8. Si M. F soutient qu'il justifie d'une insertion professionnelle sur le territoire français et d'une volonté de s'y intégrer par l'apprentissage de la langue française, il ressort des pièces du dossier qu'il est sans charge de famille. Dès lors, compte tenu de l'ensemble des circonstances de l'espèce, en refusant la délivrance d'un titre de séjour à M. H, le préfet de police n'a pas porté à son droit au respect de sa vie privée et familiale une atteinte disproportionnée au regard des buts qu'il a poursuivis. Il n'a donc pas méconnu les stipulations de l'article 8 de la convention européenne de sauvegarde des droits de l'homme et des libertés fondamentales ni, en tout état de cause, les dispositions de l'article L.423-23 du - le code de l'entrée et du séjour des étrangers et du droit d'asile.
9. En dernier lieu, si le refus de titre de séjour porte préjudice à l'activité professionnelle de M. F, cette circonstance ne suffit pas à établir que le préfet de police aurait commis une erreur manifeste dans l'appréciation des conséquences de son refus de titre de séjour sur la situation personnelle de l'intéressé.
10. Il résulte de tout ce qui précède que les conclusions à fin d'annulation présentées par M. F doivent être rejetées ainsi que, par voie de conséquence, ses conclusions aux fins d'injonction et d'astreinte et les conclusions présentées sur le fondement des articles L. 761-1 du code de justice administrative.
D E C I D E :
Article 1er : La requête de M. F est rejetée.
Article 2 : Le présent jugement sera notifié à F et au préfet de police de Paris.

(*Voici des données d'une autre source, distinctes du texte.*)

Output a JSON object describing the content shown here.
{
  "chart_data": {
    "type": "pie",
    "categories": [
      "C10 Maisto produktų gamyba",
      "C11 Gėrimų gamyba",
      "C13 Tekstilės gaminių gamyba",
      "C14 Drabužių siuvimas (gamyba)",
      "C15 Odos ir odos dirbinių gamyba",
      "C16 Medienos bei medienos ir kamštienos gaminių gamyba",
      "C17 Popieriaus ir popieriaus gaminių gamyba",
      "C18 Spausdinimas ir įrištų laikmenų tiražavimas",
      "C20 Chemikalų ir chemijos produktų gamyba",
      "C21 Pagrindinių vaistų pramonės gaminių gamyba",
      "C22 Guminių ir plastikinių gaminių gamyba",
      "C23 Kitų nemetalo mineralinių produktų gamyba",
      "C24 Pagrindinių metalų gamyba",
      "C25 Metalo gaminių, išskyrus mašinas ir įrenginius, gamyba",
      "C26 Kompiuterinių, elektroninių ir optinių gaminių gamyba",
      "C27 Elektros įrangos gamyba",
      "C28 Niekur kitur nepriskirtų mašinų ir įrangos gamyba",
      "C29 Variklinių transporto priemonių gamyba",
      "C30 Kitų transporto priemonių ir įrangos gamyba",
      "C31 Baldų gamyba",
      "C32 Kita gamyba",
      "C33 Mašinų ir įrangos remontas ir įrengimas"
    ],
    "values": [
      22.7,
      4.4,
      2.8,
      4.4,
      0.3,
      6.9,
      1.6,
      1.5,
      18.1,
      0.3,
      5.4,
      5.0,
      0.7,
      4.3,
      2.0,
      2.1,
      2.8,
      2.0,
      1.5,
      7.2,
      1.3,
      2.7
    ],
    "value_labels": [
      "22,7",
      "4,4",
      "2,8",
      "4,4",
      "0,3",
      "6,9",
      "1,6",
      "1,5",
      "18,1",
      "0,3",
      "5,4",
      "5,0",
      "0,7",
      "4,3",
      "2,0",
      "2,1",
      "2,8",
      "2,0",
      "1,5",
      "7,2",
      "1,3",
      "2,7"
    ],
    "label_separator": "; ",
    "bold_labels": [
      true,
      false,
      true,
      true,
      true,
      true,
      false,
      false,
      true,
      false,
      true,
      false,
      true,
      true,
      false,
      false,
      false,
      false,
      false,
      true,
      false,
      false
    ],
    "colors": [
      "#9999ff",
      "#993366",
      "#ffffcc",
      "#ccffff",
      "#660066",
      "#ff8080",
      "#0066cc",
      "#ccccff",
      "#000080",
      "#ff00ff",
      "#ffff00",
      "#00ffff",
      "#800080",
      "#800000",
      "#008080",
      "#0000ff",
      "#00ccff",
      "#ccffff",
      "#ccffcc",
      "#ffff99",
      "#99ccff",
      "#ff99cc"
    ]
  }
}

Rendu public par mise à disposition au greffe le 24 octobre 2023.
Le président-rapporteur,
J-Ch. GRACIA
L'assesseure la plus ancienne,
M. MERINO
La greffière,
C. YAHIAOUI
La République mande et ordonne au préfet de police de Paris en ce qui le concerne ou à tous commissaires de justice à ce requis en ce qui concerne les voies de droit commun contre les parties privées, de pourvoir à l'exécution de la présente décision.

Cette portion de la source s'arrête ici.